Lorna talks about funeral traditions, the importance of attention to detail and why her role is so rewarding.
What made you choose this as a career?
I always knew that I was going to work within the funeral industry in some capacity. As far back as school I was keen to find out more about the sector and what was involved in becoming a funeral director.
When I left education I first worked in retail and then the motor trade, learning life skills and then in my twenties I went on to secure a funeral director traineeship.
What is the best part of your job?
I really enjoy looking after the operations team and supporting or guiding them in assisting the families we serve. It’s so important that the families who come through our doors are treated with the utmost compassion and care. And the attention to detail we bring to each funeral service is paramount.
For example, in the years I’ve worked within the industry, I have covered most of the country for funerals and services. However, if a funeral is taking place in a church or cemetery that I don’t know well, I will visit the day before. I’ll go into the church to look around and introduce myself to the minister or priest and find out how they expect the service to run.

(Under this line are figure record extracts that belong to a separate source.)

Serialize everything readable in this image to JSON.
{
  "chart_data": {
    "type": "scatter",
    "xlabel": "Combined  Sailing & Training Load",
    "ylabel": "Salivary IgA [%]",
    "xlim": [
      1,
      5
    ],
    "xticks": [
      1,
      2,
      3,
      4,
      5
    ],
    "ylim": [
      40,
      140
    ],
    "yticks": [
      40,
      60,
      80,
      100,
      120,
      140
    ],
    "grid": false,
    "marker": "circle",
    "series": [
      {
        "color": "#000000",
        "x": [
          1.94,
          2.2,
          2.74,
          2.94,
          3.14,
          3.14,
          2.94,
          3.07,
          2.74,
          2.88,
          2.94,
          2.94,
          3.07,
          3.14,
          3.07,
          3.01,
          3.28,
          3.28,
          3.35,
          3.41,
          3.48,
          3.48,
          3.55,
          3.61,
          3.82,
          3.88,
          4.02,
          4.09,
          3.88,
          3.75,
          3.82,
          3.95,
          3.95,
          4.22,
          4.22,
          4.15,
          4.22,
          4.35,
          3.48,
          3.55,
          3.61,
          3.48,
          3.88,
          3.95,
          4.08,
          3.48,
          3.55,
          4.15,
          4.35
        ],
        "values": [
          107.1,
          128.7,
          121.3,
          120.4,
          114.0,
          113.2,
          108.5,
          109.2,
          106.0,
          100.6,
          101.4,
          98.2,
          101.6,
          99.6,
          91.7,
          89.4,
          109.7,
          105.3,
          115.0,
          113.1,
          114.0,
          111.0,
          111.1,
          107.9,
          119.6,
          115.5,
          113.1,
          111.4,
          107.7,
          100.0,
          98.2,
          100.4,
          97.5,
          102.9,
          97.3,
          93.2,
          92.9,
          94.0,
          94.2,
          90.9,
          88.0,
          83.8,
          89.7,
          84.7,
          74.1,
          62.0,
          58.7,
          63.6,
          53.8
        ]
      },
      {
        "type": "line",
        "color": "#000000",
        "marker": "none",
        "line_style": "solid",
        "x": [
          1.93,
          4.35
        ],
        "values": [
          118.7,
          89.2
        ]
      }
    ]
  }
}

I also do the same for cemeteries, visiting the day before and checking where the plot is located. It’s essential to know what entrance we should go to on the day. This level of preparation goes a long way in ensuring everything runs smoothly for the families.
It can be a difficult job at times. But I find it incredibly rewarding to support families as they say a final farewell.
What are the questions you get asked the most?
Common questions are about what will happen on the day of the funeral itself. Families ask advice on everything from what music they can choose to timings on the day. Our role is to provide reassurance and help them create a service that reflects their loved one’s character and celebrates their life. Every life is unique and a personalised funeral can bring so much comfort at an emotional time.
What role does technology play in a modern funeral?
We now offer live streaming and webcasts of services. This has proved incredibly important for families as Covid19 restrictions limit the number of mourners who can attend a funeral service.
Visual tributes have also become popular within the modern funeral, with many crematoriums now able to have a slideshow of photographs on a screen during the service. The slideshows have been positively received by many families and a lot of people take real pride in selecting the imagery to showcase their loved one’s life.
What’s your favourite tradition?
For me it is the old tradition of ‘paging the hearse’. This is where the funeral director leads the cortege of cars to the cemetery or crematorium. I feel that it shows both respect and dignity towards the deceased and the family. As it is an old-fashioned tradition, some funeral directors don’t offer the service anymore. However, we provide this as standard and a lot of families both notice and appreciate the gesture.
When you’re not working how do you like to spend your time?
I love getting out on my motorbike. A keen walker I really enjoy being out in the countryside with my camera taking photographs.